Suite des conseils en cas d’achat d’un véhicule d’occasion à un professionnel. Petit aperçu des obligations du vendeur et de vos droits en cas de problème.

8–13 min

La petite annonce rédigée par le vendeur l’engage-t-elle ?

Les annonces engagent leurs auteurs, qu’ils soient vendeurs professionnels ou simples particuliers. Les textes sanctionnent les pratiques commerciales trompeuses et la tromperie sur la marchandise si le vendeur fait paraître une annonce dont le contenu et la rédaction pourraient induire en erreur le potentiel acheteur.  

Si vous avez trouvé votre véhicule via une petite annonce, vous avez tout intérêt à en faire une copie avant la vente et à la conserver précieusement afin de pouvoir en disposer si un problème survenait après la vente.  

Le professionnel doit-il garantir le kilométrage du véhicule d’occasion ?

Le professionnel n’est pas tenu de garantir le kilométrage s’il ne peut pas le justifier, mais l’information doit être claire pour l’acheteur. Les textes prévoient en effet, que le professionnel qui vend un véhicule d’occasion doit indiquer le kilométrage total parcouru depuis la mise en circulation s’il a été acquis neuf ou le kilométrage réel s’il peut le justifier. À défaut, l’indication du kilométrage total parcouru est remplacée par celle du kilométrage inscrit au compteur suivi de la mention “non garanti”.  
Un kilométrage non conforme peut engager la responsabilité du professionnel au titre de son obligation de délivrance et peut permettre d’obtenir l’annulation de la vente. 

Il est conseillé avant toute transaction de solliciter le rapport Histovec, le carnet d’entretien du véhicule, les factures et les différents procès-verbaux de contrôle technique afin de contrôler l’historique du véhicule notamment en termes de kilométrage. 

Peut-on se rétracter après avoir signé le bon de commande ?

La signature du contrat engage le vendeur à livrer un bien conforme dans les conditions fixées contractuellement, et l’acheteur d’en prendre livraison et de payer le prix.

Cependant, dans le cas d’une vente entre un professionnel et un particulier, ce dernier dispose d’un droit de rétractation avec remboursement des sommes versées dans les cas suivants :

  • s’il s’agit d’un contrat conclu à distance, à la suite d’un démarchage téléphonique ou hors établissement. L’acheteur dispose d’un délai de 14 jours pour se rétracter sans avoir à motiver sa décision.
  • si la vente est subordonnée à un crédit et à condition que la mention au crédit apparaisse sur le bon de commande.
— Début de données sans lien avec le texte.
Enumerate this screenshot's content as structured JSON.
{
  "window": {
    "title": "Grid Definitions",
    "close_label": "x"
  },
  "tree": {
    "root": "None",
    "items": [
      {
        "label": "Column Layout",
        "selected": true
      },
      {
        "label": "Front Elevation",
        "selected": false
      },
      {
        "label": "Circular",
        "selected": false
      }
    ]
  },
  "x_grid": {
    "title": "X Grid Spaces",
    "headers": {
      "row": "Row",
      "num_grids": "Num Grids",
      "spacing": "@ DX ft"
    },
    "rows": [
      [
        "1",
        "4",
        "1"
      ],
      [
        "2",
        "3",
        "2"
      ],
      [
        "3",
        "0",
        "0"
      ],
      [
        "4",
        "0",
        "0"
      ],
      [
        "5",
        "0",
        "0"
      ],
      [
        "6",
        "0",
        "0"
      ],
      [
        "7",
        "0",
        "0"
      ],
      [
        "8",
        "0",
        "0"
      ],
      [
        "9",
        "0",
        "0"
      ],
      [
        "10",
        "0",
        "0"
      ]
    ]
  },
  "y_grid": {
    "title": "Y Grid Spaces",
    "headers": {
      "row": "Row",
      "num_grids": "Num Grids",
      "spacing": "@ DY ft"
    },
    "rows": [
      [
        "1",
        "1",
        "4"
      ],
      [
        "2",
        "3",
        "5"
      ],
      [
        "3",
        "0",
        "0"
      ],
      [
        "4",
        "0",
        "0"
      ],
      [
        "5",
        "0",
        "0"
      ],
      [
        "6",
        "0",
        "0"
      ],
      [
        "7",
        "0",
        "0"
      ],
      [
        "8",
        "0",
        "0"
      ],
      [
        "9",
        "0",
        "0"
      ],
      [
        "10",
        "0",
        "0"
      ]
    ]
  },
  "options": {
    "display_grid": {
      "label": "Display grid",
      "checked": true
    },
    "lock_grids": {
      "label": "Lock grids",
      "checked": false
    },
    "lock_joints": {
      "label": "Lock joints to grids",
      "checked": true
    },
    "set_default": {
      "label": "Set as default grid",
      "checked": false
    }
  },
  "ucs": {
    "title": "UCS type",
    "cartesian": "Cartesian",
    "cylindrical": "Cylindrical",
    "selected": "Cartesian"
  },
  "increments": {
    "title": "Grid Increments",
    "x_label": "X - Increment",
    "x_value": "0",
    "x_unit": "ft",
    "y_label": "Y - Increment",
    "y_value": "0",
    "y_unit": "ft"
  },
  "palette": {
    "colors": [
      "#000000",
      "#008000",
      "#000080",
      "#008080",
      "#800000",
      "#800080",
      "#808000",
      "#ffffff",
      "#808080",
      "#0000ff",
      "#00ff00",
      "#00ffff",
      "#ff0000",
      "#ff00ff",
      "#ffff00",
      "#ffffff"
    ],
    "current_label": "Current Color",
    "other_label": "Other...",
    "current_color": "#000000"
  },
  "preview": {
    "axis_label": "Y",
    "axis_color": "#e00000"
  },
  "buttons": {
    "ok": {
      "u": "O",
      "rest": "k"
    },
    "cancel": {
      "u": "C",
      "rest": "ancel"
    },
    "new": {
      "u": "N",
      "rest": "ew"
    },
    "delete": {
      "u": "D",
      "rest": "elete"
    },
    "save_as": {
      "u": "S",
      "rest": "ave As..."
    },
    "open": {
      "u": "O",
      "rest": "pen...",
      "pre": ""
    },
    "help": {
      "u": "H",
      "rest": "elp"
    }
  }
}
On entend par vente à crédit, toute transaction financée tout ou partie par un organisme bancaire proposé par le vendeur ou choisi par le client. L’acheteur dispose d’un délai de rétractation de 14 jours à partir de l’offre de crédit, après signature de l’offre préalable de crédit.

En dehors de ces cas, il n’y a pas de délai rétractation légalement. L’annulation de la vente demeure possible mais seulement en cas d’accord du vendeur et de l’acheteur.  

Le véhicule n’est pas disponible immédiatement, quelles sont les règles concernant la livraison du véhicule ?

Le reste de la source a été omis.